More Than Just Hot Air
by Lilian Koch
Sally Kennedy’s passion for bagpipes has spanned nearly five decades. She is a life member of the Hobart Highland Pipe Band and has even played at the Royal Edinburgh Military Tattoo in Scotland alongside her husband Paddy. Her generous spirit has led her to teach others how to play the bagpipes – at no cost.
Where in Hobart do you live? I now live in New Town. My parents were teachers and moved around a lot, so I grew up in different places like Levendale, Dunalley, Lenah Valley and Strathgordon. After our wedding, my husband Paddy and I bought a house in New Town but wanted to bring up the kids in the country, so Paddy got a job in Wynyard. We lived in Sisters Creek on the North-West coast for 23 years. When we retired we decided to move back to the house in New Town.
How long have you been part of the Hobart Highland Pipe Band? A long time, since I was about 13 or 14. After moving to the north, Paddy and I continued to play competitions with the Hobart Highland Pipe Band, but we also joined the Burnie Highland Pipe Band. So for 23 years, we did a bit of both. We fully re-joined the Hobart band about ten years ago. We now play at parades, ANZAC day ceremonies, graduation ceremonies, weddings, funerals, and parties. It can either be a single person playing, a small band, or the full band.
Why did you take up the bagpipes? I started playing the pipes at the age of 12. I attended The Friends’ School, and my friends were in the pipe band and took me along. My grandfather was Scottish, so I was quite interested in the pipes anyway.

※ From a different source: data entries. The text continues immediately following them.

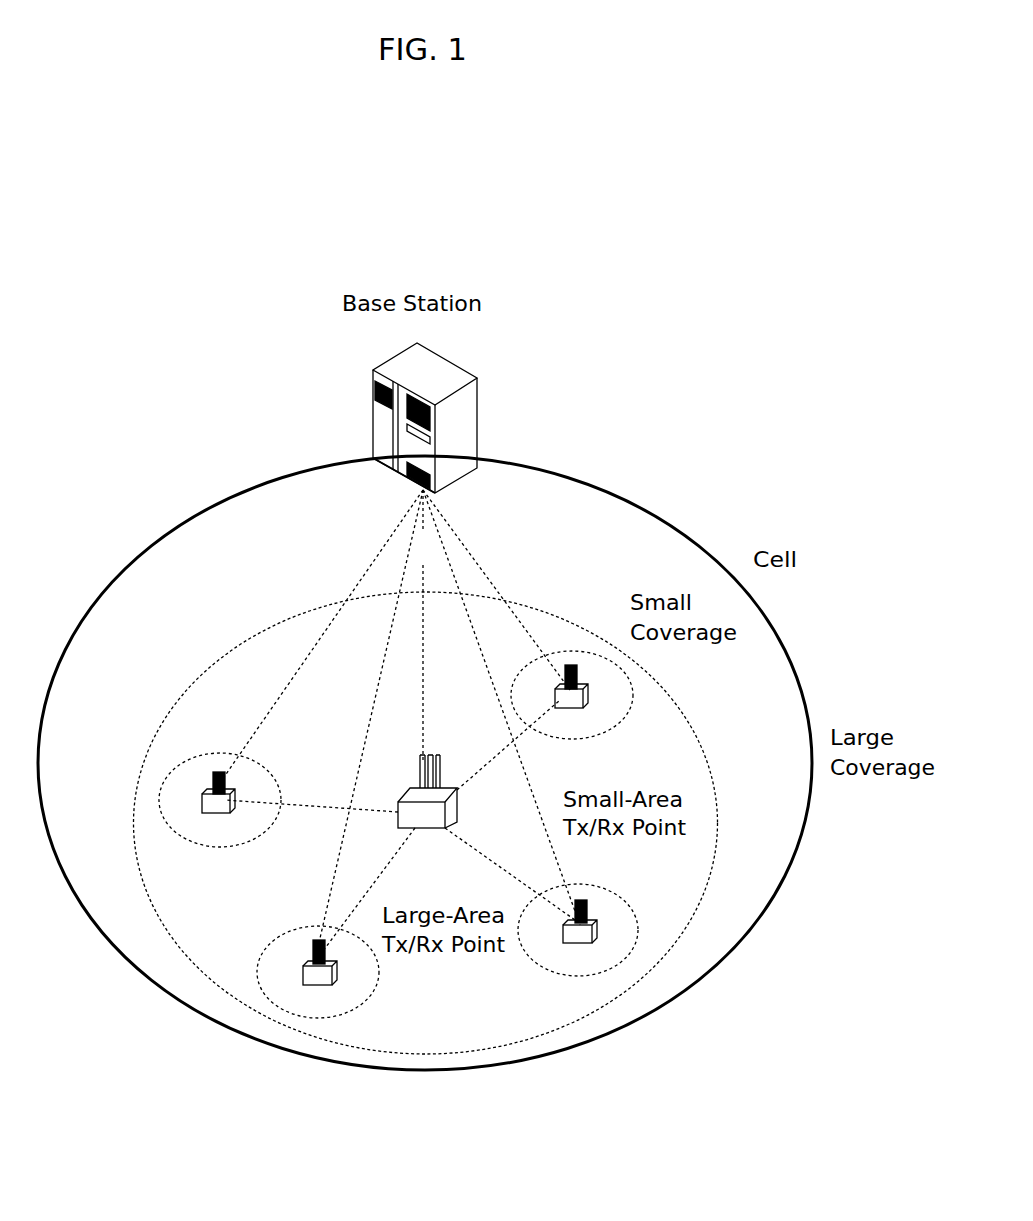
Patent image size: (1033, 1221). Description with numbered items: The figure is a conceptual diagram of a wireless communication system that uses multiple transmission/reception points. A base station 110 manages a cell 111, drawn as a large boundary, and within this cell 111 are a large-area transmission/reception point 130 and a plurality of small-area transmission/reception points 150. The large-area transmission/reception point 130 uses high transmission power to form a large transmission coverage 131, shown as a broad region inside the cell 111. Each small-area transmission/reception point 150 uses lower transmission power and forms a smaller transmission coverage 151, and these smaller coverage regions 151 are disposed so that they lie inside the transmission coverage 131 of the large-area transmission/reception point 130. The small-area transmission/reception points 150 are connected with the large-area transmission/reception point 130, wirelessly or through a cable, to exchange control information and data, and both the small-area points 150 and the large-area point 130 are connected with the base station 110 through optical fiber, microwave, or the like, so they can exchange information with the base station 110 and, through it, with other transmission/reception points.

The base station 110 is at (477, 410).
The cell 111 is at (703, 548).
The large-area transmission/reception point 130 is at (430, 830).
The transmission coverage 131 is at (705, 752).
The small-area transmission/reception point 150 is at (580, 708).
The transmission coverage 151 is at (628, 680).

You generously teach others for free. Why? There’s a culture in pipe bands that you learn to play for free, like I did. Then you give something back by teaching the next group. There are three of us in the band who are currently tutoring for free. All the equipment is on loan, and we supply all the clothes – kilts, jackets, shoes, everything. All people need is a real desire to learn and be aware that it’s a lot of work. We’re actually looking for band members right now for our bass drum, tenor drum, side drum, and of course, the pipes. We’re happy to teach novices, but if someone already knows how to play, please come and join our band! We currently have seven pipers, four to five side drummers, but only one bass drummer and one tenor drummer. Most pipe bands around the world struggle a little bit with finding enough players. Due to COVID, many competitions were cancelled. The last Tattoo in Scotland was held in 2019.

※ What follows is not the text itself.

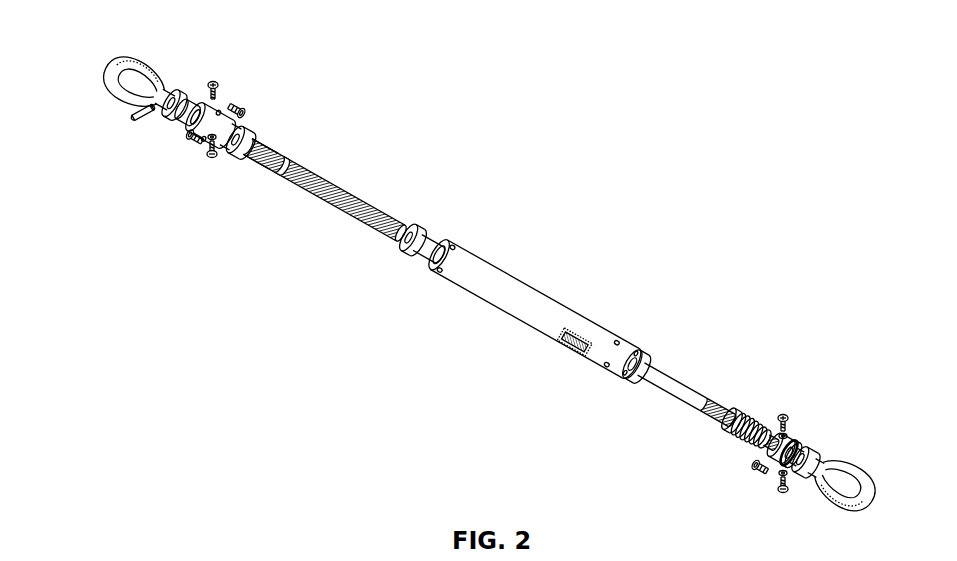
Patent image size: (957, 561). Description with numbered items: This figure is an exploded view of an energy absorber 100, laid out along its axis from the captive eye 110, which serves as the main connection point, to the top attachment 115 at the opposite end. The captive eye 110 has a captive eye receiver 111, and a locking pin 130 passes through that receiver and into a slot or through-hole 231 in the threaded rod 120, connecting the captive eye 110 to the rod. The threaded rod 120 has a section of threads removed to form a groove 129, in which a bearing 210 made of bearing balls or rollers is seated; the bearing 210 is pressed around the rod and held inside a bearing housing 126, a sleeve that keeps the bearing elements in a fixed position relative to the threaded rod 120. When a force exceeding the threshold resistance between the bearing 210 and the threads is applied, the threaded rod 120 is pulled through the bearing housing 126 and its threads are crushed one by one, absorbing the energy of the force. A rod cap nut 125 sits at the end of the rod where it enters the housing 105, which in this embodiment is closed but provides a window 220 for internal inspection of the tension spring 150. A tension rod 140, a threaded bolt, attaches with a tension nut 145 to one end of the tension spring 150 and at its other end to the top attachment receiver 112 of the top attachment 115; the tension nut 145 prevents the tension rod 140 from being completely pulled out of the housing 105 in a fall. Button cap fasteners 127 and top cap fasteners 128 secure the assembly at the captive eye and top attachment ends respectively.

What do first-time learners of bagpipes need to know? There are three drones [cylindrical tubes extending from the bag], and one chanter [a tube similar to a recorder consisting of finger holes], so you have four reeds to keep on top of, and you have to make sure they stay supple and airtight. You learn on a practice chanter to start with. There are only nine notes on the scale, so there are lots of very quick movements you can do to make things more interesting. It takes a little while to master those. Once you’ve got a few tunes under your belt, you can start on the actual bagpipes and that’s another huge challenge – just being able to blow it up and keep the sound going! I have one learner at the moment who is doing really well. She has been learning for eight months and putting a lot of effort into it, and she now already plays the bagpipes, which is really quick. She still does find it a bit challenging to get a sound out of the pipes. You need to be quite strong, but it’s mostly a matter of perseverance.
What is your favourite type of music to play? I love slow airs because they tend to have a lot of feeling. I particularly like ‘Loch Broom Bay’ and ‘For Ireland I’d Not Tell Her Name’. For a really lovely brighter tune, I love the hornpipe, ‘Helen Black of Inveran’. Bagpipes are very emotive and tug at your feelings. They are very challenging and take a while to learn and a long, long time to master, but you grow to love them. I think you either love the bagpipes or you don’t, I don’t think there’s any middle ground!
Where can readers hear you play this ANZAC day? Our two Anzac Day parades will take place at 6am at Kingston Beach for the dawn service and 9am at the Lenah Valley Cenotaph near the Lenah Valley RSL Club.